5. The contention of the petitioners is that, the orders in both these cases came to be passed, on the basis of two Notifications, bearing Notification No.08/2017 & Notification No.10/2017, under which freight paid, in the course of import, came to be taxed. The petitioners would further submit that, these two Notifications came to be quashed by the Hon’ble High Court of Gujarat in the case of M/s. Mohit Minerals Pvt. Ltd. Vs. Union of India & another’ and the same was confirmed by the Hon’ble Supreme Court in the Appeal filed against the said judgment in the case of Union of India & another Vs. M/s. Mohit Minerals Pvt. Ltd.2. The petitioners would also contend that, in such circumstances and in view of the judgment of the Hon’ble Supreme Court mentioned above, G.S.T. cannot be collected on freight paid, under the C.I.F. basis or F.O.B. basis.
6. The respondents, on the other hand, have filed counter-affidavits, contending that, the judgment of the Hon’ble Supreme Court is restricted to freight, paid on C.I.F. basis and the question of whether freight, paid on F.O.B. basis can be subjected to tax, is left open.

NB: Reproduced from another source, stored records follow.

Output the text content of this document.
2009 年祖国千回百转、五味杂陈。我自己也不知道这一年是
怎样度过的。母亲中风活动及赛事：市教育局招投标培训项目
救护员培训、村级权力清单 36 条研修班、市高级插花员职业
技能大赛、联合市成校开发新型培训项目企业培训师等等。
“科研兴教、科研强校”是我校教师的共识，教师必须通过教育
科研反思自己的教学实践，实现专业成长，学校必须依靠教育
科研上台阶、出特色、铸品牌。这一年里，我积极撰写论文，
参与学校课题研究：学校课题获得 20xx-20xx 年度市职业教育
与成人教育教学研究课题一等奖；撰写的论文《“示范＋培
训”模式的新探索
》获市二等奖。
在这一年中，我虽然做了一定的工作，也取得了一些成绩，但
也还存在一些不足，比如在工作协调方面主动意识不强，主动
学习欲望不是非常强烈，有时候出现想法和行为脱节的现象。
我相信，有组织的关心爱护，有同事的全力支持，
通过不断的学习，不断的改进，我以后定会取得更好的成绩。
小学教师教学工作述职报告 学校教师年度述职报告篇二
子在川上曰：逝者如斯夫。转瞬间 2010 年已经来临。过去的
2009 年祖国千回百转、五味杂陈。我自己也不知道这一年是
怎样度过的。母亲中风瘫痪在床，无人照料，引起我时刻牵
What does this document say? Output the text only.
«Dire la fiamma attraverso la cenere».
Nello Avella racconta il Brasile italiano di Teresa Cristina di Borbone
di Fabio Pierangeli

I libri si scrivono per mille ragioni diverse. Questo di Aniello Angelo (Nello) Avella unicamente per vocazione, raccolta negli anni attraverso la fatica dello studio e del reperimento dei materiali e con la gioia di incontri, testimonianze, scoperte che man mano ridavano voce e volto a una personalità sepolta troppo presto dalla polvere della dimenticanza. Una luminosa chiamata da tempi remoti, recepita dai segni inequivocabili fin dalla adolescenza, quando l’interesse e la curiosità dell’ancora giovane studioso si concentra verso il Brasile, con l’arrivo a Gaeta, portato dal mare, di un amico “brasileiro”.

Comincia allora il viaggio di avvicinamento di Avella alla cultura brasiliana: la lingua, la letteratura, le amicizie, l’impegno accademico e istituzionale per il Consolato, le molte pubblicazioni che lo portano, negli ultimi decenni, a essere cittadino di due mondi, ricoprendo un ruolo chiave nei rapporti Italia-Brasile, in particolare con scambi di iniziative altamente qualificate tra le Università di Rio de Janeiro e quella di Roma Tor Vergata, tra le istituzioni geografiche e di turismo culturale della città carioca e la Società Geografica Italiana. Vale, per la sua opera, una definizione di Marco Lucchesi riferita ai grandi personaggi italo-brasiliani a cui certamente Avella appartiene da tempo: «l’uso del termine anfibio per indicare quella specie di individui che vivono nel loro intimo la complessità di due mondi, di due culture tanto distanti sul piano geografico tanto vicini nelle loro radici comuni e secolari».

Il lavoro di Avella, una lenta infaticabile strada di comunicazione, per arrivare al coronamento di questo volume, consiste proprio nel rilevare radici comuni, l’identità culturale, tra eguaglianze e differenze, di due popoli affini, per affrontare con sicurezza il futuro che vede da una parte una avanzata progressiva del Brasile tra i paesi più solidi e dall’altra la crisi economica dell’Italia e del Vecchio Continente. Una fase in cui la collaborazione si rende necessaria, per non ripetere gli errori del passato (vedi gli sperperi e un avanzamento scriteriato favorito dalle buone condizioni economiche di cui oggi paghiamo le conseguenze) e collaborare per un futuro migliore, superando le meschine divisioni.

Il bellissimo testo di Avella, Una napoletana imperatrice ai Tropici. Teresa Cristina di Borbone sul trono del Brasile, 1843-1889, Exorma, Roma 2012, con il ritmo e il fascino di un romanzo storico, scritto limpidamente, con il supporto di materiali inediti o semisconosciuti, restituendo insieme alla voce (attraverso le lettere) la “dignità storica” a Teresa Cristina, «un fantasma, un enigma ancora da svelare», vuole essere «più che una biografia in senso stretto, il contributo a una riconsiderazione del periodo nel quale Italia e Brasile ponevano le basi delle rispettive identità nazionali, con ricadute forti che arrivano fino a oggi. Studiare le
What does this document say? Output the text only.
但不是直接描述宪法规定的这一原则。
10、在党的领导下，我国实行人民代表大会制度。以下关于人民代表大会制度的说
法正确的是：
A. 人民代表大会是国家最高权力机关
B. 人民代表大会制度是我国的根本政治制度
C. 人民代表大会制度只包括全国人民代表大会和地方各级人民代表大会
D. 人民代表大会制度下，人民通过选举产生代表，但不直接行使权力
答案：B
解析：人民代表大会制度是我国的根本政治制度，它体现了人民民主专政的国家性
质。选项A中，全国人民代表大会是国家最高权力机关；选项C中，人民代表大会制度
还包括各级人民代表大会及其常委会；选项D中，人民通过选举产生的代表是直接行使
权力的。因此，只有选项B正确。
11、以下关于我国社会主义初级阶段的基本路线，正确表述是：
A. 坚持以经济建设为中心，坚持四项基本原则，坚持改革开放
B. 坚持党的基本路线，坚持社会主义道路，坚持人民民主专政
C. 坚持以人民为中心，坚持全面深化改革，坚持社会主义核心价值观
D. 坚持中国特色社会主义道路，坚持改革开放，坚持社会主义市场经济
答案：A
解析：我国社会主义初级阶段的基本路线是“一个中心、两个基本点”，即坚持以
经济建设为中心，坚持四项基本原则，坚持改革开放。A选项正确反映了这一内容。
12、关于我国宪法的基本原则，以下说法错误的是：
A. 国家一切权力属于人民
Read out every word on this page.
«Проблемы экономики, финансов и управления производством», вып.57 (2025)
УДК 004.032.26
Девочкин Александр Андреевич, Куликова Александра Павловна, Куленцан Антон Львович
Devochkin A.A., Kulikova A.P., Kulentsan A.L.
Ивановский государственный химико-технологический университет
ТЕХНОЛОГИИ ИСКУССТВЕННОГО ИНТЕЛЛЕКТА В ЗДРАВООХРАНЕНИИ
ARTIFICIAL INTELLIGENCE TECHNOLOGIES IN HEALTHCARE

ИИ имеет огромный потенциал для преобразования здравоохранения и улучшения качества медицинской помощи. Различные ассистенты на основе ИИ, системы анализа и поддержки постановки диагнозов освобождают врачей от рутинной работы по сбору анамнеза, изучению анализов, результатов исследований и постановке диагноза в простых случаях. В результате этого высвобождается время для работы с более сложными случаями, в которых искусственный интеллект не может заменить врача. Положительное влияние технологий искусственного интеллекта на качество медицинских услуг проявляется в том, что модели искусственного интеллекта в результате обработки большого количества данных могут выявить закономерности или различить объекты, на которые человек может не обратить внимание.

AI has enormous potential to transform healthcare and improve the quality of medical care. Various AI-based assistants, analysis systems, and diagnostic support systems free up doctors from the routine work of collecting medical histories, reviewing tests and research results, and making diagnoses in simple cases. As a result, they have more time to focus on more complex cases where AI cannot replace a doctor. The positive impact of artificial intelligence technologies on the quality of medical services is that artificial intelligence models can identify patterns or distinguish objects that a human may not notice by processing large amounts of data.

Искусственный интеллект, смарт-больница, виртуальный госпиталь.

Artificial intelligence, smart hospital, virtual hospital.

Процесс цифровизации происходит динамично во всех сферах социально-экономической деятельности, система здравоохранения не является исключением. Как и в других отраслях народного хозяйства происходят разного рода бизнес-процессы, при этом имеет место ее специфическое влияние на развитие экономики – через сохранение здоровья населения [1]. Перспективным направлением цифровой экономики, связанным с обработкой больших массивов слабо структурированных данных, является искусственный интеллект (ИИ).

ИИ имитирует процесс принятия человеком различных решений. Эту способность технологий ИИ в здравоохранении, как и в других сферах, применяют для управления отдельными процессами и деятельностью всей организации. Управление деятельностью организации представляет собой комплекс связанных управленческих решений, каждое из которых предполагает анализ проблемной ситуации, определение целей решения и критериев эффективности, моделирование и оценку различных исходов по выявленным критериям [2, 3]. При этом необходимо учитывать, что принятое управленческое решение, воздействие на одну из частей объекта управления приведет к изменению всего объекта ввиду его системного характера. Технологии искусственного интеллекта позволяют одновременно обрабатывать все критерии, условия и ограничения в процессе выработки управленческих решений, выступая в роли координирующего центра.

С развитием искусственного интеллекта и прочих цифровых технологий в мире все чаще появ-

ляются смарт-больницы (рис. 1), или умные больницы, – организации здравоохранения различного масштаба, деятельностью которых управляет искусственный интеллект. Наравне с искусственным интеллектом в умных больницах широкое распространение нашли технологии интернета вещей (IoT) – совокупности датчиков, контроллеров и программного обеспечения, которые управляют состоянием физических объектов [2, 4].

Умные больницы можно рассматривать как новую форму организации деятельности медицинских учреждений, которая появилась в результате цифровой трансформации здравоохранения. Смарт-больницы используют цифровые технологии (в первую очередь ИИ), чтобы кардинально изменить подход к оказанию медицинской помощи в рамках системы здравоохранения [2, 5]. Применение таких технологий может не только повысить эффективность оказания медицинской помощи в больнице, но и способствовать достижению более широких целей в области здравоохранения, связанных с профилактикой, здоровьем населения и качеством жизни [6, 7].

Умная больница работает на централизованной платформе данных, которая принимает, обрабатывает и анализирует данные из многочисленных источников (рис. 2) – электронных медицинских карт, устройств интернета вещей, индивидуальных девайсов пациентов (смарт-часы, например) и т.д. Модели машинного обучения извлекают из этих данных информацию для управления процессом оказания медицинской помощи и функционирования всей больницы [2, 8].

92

7. Though the contention of the learned Standing Counsel, appearing for the respondents is correct, the fact remains that this Court, in its judgment, dated 05.02.2025, in W.P.No.1268 of 2021 & batch, had held in paragraph — 27, as follows:
“27. The aforesaid observations of the Hon’ble Supreme Court, are a reiteration of the principle that taxation of supply of services, even after the said cost of services had already been taxed, would not arise. We are alive to the fact that the observations of the Hon’ble Supreme Court were made only in the context of a C.I.F. contract. However, the basic principle that there cannot be double taxation of the same transaction, is a universal principle, which would apply to both C.I.F. contracts and F.O.B. contracts.”
8. In that view of the matter these Writ Petitions are allowed, setting aside the orders of assessment, dated 21.02.2023 & 31.01.2023, in relation to the issue of exigibility of G.S.T. on freight paid by the petitioners, in the course of importing coal. There shall be no order as to costs.
As a sequel, pending miscellaneous applications, if any, shall stand closed.